My adolescence was sponsored by The Sims, a life simulation game wherein success was measured by one’s ability to avoid drowning in a pool without ladders. Free time was dedicated to manifesting characters from the stranger crevices of my imagination into virtual Vitruvian men and women, except with pixelated genitalia. I would adjust their eyebrows and style their wardrobes to reflect the personality traits that came resultant of their astrological sign. Then the family unit was built, with this term encompassing individuals, couples, couples with children, platonic roommates and ~roommates~ (an alien and a burglar). Once perfected, I would drop them into an unfamiliar world with whispered hopes that they would prosper.
My obsession with this game filled the void of a prepubescent social status, but it has since returned to mind as I seek to process my existence as an adopted child.
I think of myself as a Sim. I was created as “Paola” and then was placed into Neighborhood 1 where my game began. But someone, somewhere, had second thoughts, pressed pause and decided to go back to the drawing board. They hit “delete” on my given name, changed it to “Mia” and reimagined my parents as characters who would raise me as their own despite the difference in our skin colors in a faraway Neighborhood 2. I look at this green diamond overhead indicative of my existence with gratitude, yet the dissonance between my assumed character and the one that remains unplayed is a frustrating distraction.
First, ethnic ambiguity in the age of Rachel Dolezal riddles the question of, “Well, what are you?” “I’m an honorary Italian-American Colombian,” I reply, in full anticipation of a moving violation from the PC Police. My race became an exoskeleton for the culture that has become me, though I feel unqualified to claim either as my own. Hyphens help to straddle the selves, but they are certainly not a permanent bridge.

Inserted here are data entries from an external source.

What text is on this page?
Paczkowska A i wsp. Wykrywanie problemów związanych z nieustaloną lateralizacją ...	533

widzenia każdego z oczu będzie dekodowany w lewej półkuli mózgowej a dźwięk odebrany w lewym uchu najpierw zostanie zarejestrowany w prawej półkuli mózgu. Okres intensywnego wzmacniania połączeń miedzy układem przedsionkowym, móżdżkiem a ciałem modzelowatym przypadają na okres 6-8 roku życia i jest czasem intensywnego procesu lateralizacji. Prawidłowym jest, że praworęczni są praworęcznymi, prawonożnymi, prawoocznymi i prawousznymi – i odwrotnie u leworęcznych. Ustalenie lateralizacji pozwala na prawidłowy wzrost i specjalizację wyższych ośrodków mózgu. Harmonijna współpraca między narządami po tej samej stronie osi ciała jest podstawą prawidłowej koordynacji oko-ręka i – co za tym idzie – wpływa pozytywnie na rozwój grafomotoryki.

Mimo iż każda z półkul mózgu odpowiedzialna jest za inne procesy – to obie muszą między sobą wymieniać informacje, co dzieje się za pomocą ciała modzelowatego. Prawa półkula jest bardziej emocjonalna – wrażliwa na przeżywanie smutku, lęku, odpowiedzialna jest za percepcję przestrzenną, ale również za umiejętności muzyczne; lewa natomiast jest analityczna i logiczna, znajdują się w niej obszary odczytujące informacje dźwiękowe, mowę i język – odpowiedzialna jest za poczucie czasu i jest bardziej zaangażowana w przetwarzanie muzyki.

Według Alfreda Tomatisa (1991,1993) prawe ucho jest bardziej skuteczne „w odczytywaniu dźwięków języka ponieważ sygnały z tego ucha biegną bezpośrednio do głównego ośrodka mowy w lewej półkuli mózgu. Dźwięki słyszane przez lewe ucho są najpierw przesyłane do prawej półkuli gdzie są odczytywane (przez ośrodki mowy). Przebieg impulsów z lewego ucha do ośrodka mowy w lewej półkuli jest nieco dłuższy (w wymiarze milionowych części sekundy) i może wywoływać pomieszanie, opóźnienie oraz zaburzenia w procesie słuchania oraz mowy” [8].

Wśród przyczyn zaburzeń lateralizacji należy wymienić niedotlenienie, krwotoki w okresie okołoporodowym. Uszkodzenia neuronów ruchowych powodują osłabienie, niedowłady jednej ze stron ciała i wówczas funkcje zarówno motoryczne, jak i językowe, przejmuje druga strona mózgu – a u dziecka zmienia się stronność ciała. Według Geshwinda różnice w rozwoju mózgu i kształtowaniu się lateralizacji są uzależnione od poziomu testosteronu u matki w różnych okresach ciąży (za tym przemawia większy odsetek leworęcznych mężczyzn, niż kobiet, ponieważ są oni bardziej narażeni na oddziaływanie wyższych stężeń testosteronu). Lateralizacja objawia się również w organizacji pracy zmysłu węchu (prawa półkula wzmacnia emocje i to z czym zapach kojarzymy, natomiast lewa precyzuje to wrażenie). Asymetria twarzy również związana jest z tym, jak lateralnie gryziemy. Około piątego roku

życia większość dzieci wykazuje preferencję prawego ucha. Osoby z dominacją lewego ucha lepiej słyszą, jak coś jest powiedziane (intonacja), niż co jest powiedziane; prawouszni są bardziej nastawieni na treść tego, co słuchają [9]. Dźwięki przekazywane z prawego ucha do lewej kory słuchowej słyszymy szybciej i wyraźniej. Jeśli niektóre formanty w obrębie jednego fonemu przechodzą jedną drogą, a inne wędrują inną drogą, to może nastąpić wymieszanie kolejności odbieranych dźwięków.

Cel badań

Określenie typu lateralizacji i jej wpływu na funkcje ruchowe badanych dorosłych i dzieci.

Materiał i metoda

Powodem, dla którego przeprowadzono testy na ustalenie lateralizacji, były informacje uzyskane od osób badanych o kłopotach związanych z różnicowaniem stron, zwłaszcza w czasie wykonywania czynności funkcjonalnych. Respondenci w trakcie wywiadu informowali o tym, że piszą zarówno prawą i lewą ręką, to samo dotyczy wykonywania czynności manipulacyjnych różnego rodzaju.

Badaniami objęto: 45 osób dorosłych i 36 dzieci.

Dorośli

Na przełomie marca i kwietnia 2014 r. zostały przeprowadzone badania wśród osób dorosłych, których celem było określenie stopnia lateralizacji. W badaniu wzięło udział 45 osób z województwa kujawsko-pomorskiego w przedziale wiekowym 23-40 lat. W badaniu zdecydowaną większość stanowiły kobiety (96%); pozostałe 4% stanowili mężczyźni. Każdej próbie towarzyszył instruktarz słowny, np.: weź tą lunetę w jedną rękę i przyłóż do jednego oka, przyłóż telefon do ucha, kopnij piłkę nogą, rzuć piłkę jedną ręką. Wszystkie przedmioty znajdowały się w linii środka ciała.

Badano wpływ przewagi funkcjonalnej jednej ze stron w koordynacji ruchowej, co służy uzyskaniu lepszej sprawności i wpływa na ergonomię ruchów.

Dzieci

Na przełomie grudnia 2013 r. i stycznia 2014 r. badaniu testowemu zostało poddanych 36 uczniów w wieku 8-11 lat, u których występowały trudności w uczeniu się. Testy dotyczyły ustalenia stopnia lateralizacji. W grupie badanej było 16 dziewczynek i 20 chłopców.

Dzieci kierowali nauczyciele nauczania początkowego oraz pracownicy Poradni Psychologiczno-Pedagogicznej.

Then there’s guilt that comes with privileges like a college education that would have been but a dream in the beta version of my life. What’s more is the guarantee of family, a home, clothes, a computer for frivolous gaming and unconditional love. Why were these luxuries bestowed upon me, even in an afterthought? What gives for the extraneous cheat code?
This is where life diverges from the computer screen and reality crystalizes, all saturated with responsibility to prove that I am worthy of the walls that were built around me. I still race in fear of the click that might demolish them once again, scraping to find my sole purpose beyond that of a character created to entertain a brace-faced omnipresence. Yet I wonder if the search is futile. For I am not a Sim, and there isn’t a manual to clarify the reason for my place among these particular pixels. There never was one in The Sims. The fun in the game was watching what became of the bodies in the square footage that they were given.